Tue Nov 22 12:59:54 EST 2005

On 11/22/05, Anthony L. <anthony at ataribaby.org> wrote:
> Does mod_python or even Python have a function for sanitizing user
> input?

Santizing is usually very application specific.  Both in what
patterns of characters are acceptible, as well as what to do
if the rules aren't met (simply remove the offending characters,
replace them with something else, show an error page, etc.)

So it's usually best for each application to provide it's own
functions to do this.

However, you should be aware of some common mechanisms
in the libraries you may import.  For instance,

In myghty:
  m.apply_escapes()

In cgi:
  cgi.escape()

In urllib, urllib2:
  urllib.quote(), urllib2.quote_plus()

In DBI (most python database interfaces):
  db.escape()   % use for embedding values in SQL statements

For Unix shell commands (if you're invoking external apps):
  shlex.escape()

Also if you're wanting to make sure filenames are "safe" you
may also want to apply this test:
  import os
  def is_filename_safe( f ):
     if not f or f.startswith('.') or f.find(os.path.sep)>=0:
        return false
     return true

> Am I better off using regular expressions?

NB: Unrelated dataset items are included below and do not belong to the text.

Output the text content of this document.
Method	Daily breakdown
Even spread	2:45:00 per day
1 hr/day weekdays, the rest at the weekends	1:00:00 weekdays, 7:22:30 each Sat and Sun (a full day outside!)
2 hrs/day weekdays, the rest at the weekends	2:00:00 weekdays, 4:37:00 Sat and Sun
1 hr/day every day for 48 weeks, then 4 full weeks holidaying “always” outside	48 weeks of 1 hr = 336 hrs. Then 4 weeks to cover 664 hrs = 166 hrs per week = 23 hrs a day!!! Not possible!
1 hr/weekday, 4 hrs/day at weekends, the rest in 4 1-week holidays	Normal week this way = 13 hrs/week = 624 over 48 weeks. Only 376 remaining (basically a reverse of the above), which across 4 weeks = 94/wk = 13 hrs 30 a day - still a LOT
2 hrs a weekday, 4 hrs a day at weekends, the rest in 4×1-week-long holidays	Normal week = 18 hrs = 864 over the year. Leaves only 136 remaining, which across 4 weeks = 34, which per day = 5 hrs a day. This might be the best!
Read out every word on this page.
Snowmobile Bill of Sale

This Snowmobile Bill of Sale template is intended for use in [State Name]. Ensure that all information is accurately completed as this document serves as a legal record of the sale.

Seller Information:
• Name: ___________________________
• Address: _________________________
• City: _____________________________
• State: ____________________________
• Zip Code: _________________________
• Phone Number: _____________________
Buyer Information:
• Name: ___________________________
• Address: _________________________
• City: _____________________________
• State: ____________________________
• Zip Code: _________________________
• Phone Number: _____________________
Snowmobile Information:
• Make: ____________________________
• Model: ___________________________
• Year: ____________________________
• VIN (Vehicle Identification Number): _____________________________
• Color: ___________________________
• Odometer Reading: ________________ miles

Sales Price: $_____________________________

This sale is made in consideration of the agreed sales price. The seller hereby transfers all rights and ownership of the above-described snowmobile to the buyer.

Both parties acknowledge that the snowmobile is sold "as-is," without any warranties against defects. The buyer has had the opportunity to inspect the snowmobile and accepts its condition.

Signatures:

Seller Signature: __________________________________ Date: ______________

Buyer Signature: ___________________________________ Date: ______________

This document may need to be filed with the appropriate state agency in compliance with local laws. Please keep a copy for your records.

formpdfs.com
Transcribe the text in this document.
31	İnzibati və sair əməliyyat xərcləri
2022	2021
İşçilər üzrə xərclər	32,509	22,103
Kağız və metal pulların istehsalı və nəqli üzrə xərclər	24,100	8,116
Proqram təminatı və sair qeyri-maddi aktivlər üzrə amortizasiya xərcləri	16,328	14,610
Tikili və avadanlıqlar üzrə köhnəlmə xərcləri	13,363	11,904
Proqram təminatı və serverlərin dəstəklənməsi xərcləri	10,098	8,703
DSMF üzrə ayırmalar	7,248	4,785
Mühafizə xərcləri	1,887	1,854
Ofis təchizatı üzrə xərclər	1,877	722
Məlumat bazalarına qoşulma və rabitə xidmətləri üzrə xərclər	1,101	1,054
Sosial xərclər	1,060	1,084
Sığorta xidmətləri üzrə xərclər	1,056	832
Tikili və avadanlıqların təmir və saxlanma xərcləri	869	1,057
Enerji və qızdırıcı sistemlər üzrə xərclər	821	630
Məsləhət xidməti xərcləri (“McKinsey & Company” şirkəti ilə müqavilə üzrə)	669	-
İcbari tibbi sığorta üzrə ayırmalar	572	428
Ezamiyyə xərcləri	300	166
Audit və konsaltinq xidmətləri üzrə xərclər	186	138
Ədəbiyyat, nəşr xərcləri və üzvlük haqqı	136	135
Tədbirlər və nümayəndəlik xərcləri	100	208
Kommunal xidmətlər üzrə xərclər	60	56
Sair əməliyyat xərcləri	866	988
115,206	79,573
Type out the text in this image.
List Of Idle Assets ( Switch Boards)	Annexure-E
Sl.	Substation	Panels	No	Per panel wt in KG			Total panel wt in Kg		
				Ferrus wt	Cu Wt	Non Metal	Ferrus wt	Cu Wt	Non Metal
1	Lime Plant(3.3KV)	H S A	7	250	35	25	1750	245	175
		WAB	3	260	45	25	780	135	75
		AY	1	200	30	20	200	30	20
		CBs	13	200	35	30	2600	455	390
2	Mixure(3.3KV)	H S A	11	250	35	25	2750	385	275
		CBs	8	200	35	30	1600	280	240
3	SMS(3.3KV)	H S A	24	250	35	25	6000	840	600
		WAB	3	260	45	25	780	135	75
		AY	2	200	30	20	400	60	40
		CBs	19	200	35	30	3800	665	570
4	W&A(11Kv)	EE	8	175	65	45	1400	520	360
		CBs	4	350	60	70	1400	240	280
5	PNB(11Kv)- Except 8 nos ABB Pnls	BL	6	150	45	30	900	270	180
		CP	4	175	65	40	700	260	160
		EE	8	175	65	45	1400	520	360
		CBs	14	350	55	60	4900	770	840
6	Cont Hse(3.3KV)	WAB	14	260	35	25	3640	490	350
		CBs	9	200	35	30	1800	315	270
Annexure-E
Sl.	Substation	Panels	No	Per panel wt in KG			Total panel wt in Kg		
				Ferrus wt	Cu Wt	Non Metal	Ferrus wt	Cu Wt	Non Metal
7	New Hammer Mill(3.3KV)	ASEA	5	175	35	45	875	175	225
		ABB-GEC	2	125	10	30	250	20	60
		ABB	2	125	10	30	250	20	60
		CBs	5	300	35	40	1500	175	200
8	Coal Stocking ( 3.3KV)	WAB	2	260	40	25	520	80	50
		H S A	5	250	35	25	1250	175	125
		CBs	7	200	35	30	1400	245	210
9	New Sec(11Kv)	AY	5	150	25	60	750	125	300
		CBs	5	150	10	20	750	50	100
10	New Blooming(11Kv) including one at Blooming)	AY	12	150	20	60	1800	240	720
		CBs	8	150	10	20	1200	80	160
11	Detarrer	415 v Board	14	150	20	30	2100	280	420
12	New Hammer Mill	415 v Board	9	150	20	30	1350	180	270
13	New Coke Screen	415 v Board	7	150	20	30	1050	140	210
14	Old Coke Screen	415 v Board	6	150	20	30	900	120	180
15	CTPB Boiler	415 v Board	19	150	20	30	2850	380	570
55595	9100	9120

It's my understanding that
> the above code is better performance and load wise versus regular
> expressions where there are many simultaneous user inputs.

Performance depends on what kind of filtering you are doing.
If using regular expressions though, you should try to use
compiled regular expression objects.  That eliminates most of
the expensive part of using re's for the second and subsequent
use.

Also look at the standard function string.translate().  It may do
much of what you want.

--
Deron Meranda